For [the left] there is only the state and the individual, nothing in between. No family to rely on, no friend to depend on, no community to call on. No neighbourhood to grow in, no faith to share in, no charities to work in. No-one but the Minister, nowhere but Whitehall, no such thing as society - just them, and their laws, and their rules, and their arrogance.
David Cameron, Conference Speech 2008


Faith and Politics

As far as the Catholic Church is concerned, the principal focus of her interventions in the public arena is the protection and promotion of the dignity of the person, and she is thereby consciously drawing particular attention to principles which are not negotiable... [1.] protection of life in all its stages, from the first moment of conception until natural death; [2.] recognition and promotion of the natural structure of the family... [3.] the protection of the right of parents to educate their children.
Pope Benedict XVI, Speech to European Peoples Party, 2006


Never Trust Experts

No lesson seems to be so deeply inculcated by the experience of life as that you should never trust experts. If you believe doctors, nothing is wholesome: if you believe the theologians, nothing is innocent: if you believe the soldiers, nothing is safe. They all require their strong wine diluted by a very large admixture of insipid common sense.
Lord Salisbury, “Letter to Lord Lytton”


Conservatism's Holy Grail

What distinguishes true Conservatism from the rest, and from the Blair project, is the belief in more personal freedom and more market freedom, along with less state intervention... The true Third Way is the Holy Grail of Tory politics today - compassion and community without compulsion.
Minette Marrin, The Daily Telegraph


Class War

In England there were always two sharply opposed middle classes, the academic middle class and the commercial middle class.

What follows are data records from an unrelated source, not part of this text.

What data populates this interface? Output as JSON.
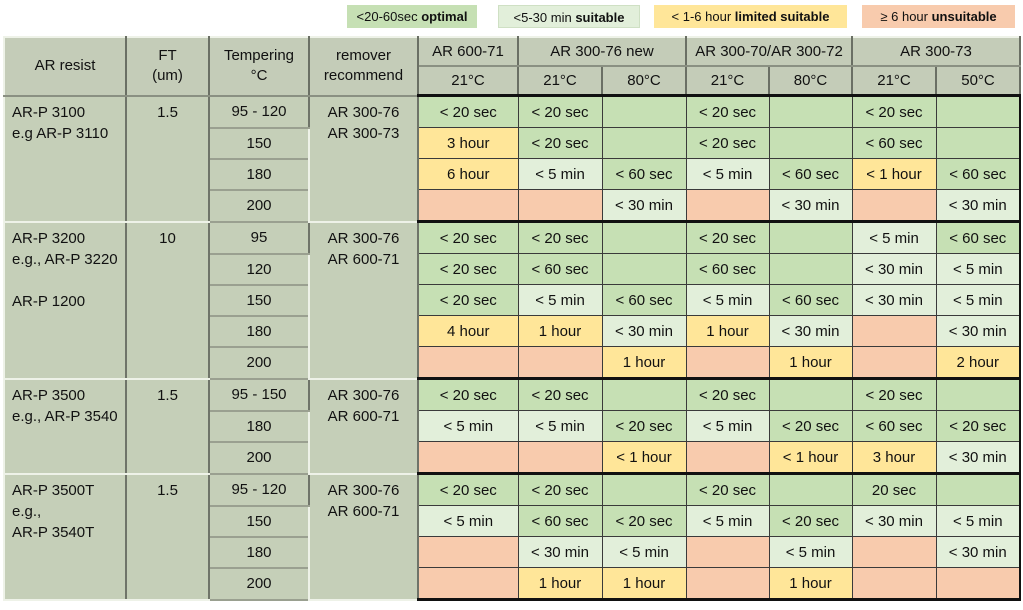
{
  "legend": [
    {
      "key": "o",
      "prefix": "<20-60sec ",
      "label": "optimal",
      "color": "#c6e0b4"
    },
    {
      "key": "s",
      "prefix": "<5-30 min ",
      "label": "suitable",
      "color": "#e2efda"
    },
    {
      "key": "l",
      "prefix": "< 1-6 hour ",
      "label": "limited suitable",
      "color": "#ffe699"
    },
    {
      "key": "u",
      "prefix": "≥ 6 hour ",
      "label": "unsuitable",
      "color": "#f8cbad"
    }
  ],
  "header": {
    "resist": "AR resist",
    "ft": [
      "FT",
      "(um)"
    ],
    "tempering": [
      "Tempering",
      "°C"
    ],
    "remover": [
      "remover",
      "recommend"
    ],
    "removers": [
      {
        "name": "AR 600-71",
        "temps": [
          "21°C"
        ]
      },
      {
        "name": "AR 300-76 new",
        "temps": [
          "21°C",
          "80°C"
        ]
      },
      {
        "name": "AR 300-70/AR 300-72",
        "temps": [
          "21°C",
          "80°C"
        ]
      },
      {
        "name": "AR 300-73",
        "temps": [
          "21°C",
          "50°C"
        ]
      }
    ]
  },
  "groups": [
    {
      "resist": [
        "AR-P 3100",
        "e.g AR-P 3110"
      ],
      "ft": "1.5",
      "remover": [
        "AR 300-76",
        "AR 300-73"
      ],
      "rows": [
        {
          "temp": "95 - 120",
          "cells": [
            [
              "< 20 sec",
              "o"
            ],
            [
              "< 20 sec",
              "o"
            ],
            [
              "",
              "o"
            ],
            [
              "< 20 sec",
              "o"
            ],
            [
              "",
              "o"
            ],
            [
              "< 20 sec",
              "o"
            ],
            [
              "",
              "o"
            ]
          ]
        },
        {
          "temp": "150",
          "cells": [
            [
              "3 hour",
              "l"
            ],
            [
              "< 20 sec",
              "o"
            ],
            [
              "",
              "o"
            ],
            [
              "< 20 sec",
              "o"
            ],
            [
              "",
              "o"
            ],
            [
              "< 60 sec",
              "o"
            ],
            [
              "",
              "o"
            ]
          ]
        },
        {
          "temp": "180",
          "cells": [
            [
              "6 hour",
              "l"
            ],
            [
              "< 5 min",
              "s"
            ],
            [
              "< 60 sec",
              "o"
            ],
            [
              "< 5 min",
              "s"
            ],
            [
              "< 60 sec",
              "o"
            ],
            [
              "< 1 hour",
              "l"
            ],
            [
              "< 60 sec",
              "o"
            ]
          ]
        },
        {
          "temp": "200",
          "cells": [
            [
              "",
              "u"
            ],
            [
              "",
              "u"
            ],
            [
              "< 30 min",
              "s"
            ],
            [
              "",
              "u"
            ],
            [
              "< 30 min",
              "s"
            ],
            [
              "",
              "u"
            ],
            [
              "< 30 min",
              "s"
            ]
          ]
        }
      ]
    },
    {
      "resist": [
        "AR-P 3200",
        "e.g., AR-P 3220",
        "",
        "AR-P 1200"
      ],
      "ft": "10",
      "remover": [
        "AR 300-76",
        "AR 600-71"
      ],
      "rows": [
        {
          "temp": "95",
          "cells": [
            [
              "< 20 sec",
              "o"
            ],
            [
              "< 20 sec",
              "o"
            ],
            [
              "",
              "o"
            ],
            [
              "< 20 sec",
              "o"
            ],
            [
              "",
              "o"
            ],
            [
              "< 5 min",
              "s"
            ],
            [
              "< 60 sec",
              "o"
            ]
          ]
        },
        {
          "temp": "120",
          "cells": [
            [
              "< 20 sec",
              "o"
            ],
            [
              "< 60 sec",
              "o"
            ],
            [
              "",
              "o"
            ],
            [
              "< 60 sec",
              "o"
            ],
            [
              "",
              "o"
            ],
            [
              "< 30 min",
              "s"
            ],
            [
              "< 5 min",
              "s"
            ]
          ]
        },
        {
          "temp": "150",
          "cells": [
            [
              "< 20 sec",
              "o"
            ],
            [
              "< 5 min",
              "s"
            ],
            [
              "< 60 sec",
              "o"
            ],
            [
              "< 5 min",
              "s"
            ],
            [
              "< 60 sec",
              "o"
            ],
            [
              "< 30 min",
              "s"
            ],
            [
              "< 5 min",
              "s"
            ]
          ]
        },
        {
          "temp": "180",
          "cells": [
            [
              "4 hour",
              "l"
            ],
            [
              "1 hour",
              "l"
            ],
            [
              "< 30 min",
              "s"
            ],
            [
              "1 hour",
              "l"
            ],
            [
              "< 30 min",
              "s"
            ],
            [
              "",
              "u"
            ],
            [
              "< 30 min",
              "s"
            ]
          ]
        },
        {
          "temp": "200",
          "cells": [
            [
              "",
              "u"
            ],
            [
              "",
              "u"
            ],
            [
              "1 hour",
              "l"
            ],
            [
              "",
              "u"
            ],
            [
              "1 hour",
              "l"
            ],
            [
              "",
              "u"
            ],
            [
              "2 hour",
              "l"
            ]
          ]
        }
      ]
    },
    {
      "resist": [
        "AR-P 3500",
        "e.g., AR-P 3540"
      ],
      "ft": "1.5",
      "remover": [
        "AR 300-76",
        "AR 600-71"
      ],
      "rows": [
        {
          "temp": "95 - 150",
          "cells": [
            [
              "< 20 sec",
              "o"
            ],
            [
              "< 20 sec",
              "o"
            ],
            [
              "",
              "o"
            ],
            [
              "< 20 sec",
              "o"
            ],
            [
              "",
              "o"
            ],
            [
              "< 20 sec",
              "o"
            ],
            [
              "",
              "o"
            ]
          ]
        },
        {
          "temp": "180",
          "cells": [
            [
              "< 5 min",
              "s"
            ],
            [
              "< 5 min",
              "s"
            ],
            [
              "< 20 sec",
              "o"
            ],
            [
              "< 5 min",
              "s"
            ],
            [
              "< 20 sec",
              "o"
            ],
            [
              "< 60 sec",
              "o"
            ],
            [
              "< 20 sec",
              "o"
            ]
          ]
        },
        {
          "temp": "200",
          "cells": [
            [
              "",
              "u"
            ],
            [
              "",
              "u"
            ],
            [
              "< 1 hour",
              "l"
            ],
            [
              "",
              "u"
            ],
            [
              "< 1 hour",
              "l"
            ],
            [
              "3 hour",
              "l"
            ],
            [
              "< 30 min",
              "s"
            ]
          ]
        }
      ]
    },
    {
      "resist": [
        "AR-P 3500T",
        "e.g.,",
        "AR-P 3540T"
      ],
      "ft": "1.5",
      "remover": [
        "AR 300-76",
        "AR 600-71"
      ],
      "rows": [
        {
          "temp": "95 - 120",
          "cells": [
            [
              "< 20 sec",
              "o"
            ],
            [
              "< 20 sec",
              "o"
            ],
            [
              "",
              "o"
            ],
            [
              "< 20 sec",
              "o"
            ],
            [
              "",
              "o"
            ],
            [
              "20 sec",
              "o"
            ],
            [
              "",
              "o"
            ]
          ]
        },
        {
          "temp": "150",
          "cells": [
            [
              "< 5 min",
              "s"
            ],
            [
              "< 60 sec",
              "o"
            ],
            [
              "< 20 sec",
              "o"
            ],
            [
              "< 5 min",
              "s"
            ],
            [
              "< 20 sec",
              "o"
            ],
            [
              "< 30 min",
              "s"
            ],
            [
              "< 5 min",
              "s"
            ]
          ]
        },
        {
          "temp": "180",
          "cells": [
            [
              "",
              "u"
            ],
            [
              "< 30 min",
              "s"
            ],
            [
              "< 5 min",
              "s"
            ],
            [
              "",
              "u"
            ],
            [
              "< 5 min",
              "s"
            ],
            [
              "",
              "u"
            ],
            [
              "< 30 min",
              "s"
            ]
          ]
        },
        {
          "temp": "200",
          "cells": [
            [
              "",
              "u"
            ],
            [
              "1 hour",
              "l"
            ],
            [
              "1 hour",
              "l"
            ],
            [
              "",
              "u"
            ],
            [
              "1 hour",
              "l"
            ],
            [
              "",
              "u"
            ],
            [
              "",
              "u"
            ]
          ]
        }
      ]
    }
  ]
}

In the nineteenth century, the academic middle class won the battle for power and status... Then came the triumph of Margaret Thatcher... The academics lost their power and prestige and... have been gloomy ever since.
Freeman Dyson, “The Scientist as Rebel”


Government Expenditure

The Union publishes an exact return of the amount of its taxes; I can get copies of the budgets of the four and twenty component states; but who can tell me what the citizens spend in the administration of county and township?
Alexis de Tocqueville, Democracy in America


Conservatism

Conservatism is the philosophy of society. Its ethic is fraternity and its characteristic is authority — the non-coercive social persuasion which operates in a family or a community. It says ‘we should...’.
Danny Kruger, On Fraternity


Postmodernism

A writer who says that there are no truths, or that all truth is ’merely relative’, is asking you not to believe him. So don’t.